Tuesday, December 14, 2010

Visual C# 2010 and ASP.NET 4.0 Bootcamp, Day 2

Day 2 of my bootcamp went significantly better than day 1. The instructor started us off with a pop quiz covering the material we learned yesterday, which I aced thanks to my continued review at home last night after class. The only item from yesterday that I'm still struggling with is Exceptions and Exception Handling, but I spent about an hour in lab today trying to gain a better understanding of exception handling through applying it to the simple webpage I created

After we finished reviewing the basic concepts of development in the .NET framework (a final, more detailed look at the principles of Inheritance - Inheritance rocks, by the way!), we took a dive into web development by creating and adding functionality to a web form. A lot of this is very similar to creating a windows form and adding functionality, but a large difference comes into play when you look at the code behind the app, which can include C#, HTML, and Javascript. Visual Studio is helpful in that it renders all your C# code to HTML for you (web browsers only read HTML), but if you only write in C# (a "server-side" language, as it is called), your application's performance will be greatly reduced in its ability to communicate efficiently with the browser.

In order to accomodate for this, most developers use the HTML toolset and write much of their code in Javascript, since it translates/communicates more efficiently with the browser. Unfortunately for me, that means I need to outright learn Javascript, and need to gain proficiency in understanding and writing HTML.

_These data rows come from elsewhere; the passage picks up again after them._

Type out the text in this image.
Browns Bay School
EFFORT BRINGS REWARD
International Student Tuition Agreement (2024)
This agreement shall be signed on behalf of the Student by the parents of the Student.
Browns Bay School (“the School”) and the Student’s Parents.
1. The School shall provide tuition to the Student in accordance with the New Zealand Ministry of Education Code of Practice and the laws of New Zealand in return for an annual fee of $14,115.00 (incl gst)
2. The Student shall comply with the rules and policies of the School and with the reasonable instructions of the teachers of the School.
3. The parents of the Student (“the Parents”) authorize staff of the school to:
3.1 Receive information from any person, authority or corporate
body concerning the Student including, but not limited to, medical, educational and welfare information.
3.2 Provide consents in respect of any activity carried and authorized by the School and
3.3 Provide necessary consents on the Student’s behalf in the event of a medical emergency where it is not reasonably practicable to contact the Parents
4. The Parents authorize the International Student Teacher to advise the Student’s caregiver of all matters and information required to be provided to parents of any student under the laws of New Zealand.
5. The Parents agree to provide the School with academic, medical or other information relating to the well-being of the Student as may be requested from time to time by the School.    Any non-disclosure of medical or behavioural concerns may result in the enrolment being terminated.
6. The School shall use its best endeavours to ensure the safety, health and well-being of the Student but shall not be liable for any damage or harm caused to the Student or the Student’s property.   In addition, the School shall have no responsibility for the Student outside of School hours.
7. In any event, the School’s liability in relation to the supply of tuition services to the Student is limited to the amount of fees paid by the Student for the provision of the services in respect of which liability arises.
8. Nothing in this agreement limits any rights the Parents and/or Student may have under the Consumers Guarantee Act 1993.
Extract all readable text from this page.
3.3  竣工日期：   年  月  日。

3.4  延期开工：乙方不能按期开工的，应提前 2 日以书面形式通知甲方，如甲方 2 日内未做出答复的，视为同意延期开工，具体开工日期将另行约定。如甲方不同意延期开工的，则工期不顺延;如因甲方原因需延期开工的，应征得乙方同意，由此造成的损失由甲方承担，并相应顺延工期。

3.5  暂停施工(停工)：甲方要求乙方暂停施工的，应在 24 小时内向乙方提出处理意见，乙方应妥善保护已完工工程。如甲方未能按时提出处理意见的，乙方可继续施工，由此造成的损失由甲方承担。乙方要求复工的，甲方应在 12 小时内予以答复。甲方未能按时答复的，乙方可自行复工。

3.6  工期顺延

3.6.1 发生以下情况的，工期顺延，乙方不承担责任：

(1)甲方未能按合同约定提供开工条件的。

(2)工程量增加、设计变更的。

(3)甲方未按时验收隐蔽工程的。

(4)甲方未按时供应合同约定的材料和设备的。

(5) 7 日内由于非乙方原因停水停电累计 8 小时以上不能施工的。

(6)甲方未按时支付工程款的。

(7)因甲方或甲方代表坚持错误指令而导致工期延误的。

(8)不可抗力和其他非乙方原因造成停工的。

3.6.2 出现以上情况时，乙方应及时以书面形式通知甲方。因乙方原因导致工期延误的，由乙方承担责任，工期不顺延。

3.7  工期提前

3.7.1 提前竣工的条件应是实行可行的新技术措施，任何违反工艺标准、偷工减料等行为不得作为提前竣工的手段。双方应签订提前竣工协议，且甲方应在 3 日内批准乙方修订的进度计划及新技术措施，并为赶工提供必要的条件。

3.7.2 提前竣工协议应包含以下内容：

My major success for the day was creating a website using a Master Page (basically a template that keeps a standardized look and feel on all pages of a website, and allows you to update the look and feel of the entire website with one code change rather than changing the code on each individual page), User Controls (smaller blocks of code and UI that can be re-used throughout the website and all updated as a group with one code change), links to and between all of the different pages I created, classes, methods, exception handling for user inputs, and basic UI design. I was pretty darned proud of myself when I finished that in the lab today, and I came home from class feeling like I made great progress in applying what I've learned so far. I am very excited to see what I learn and apply in class tomorrow!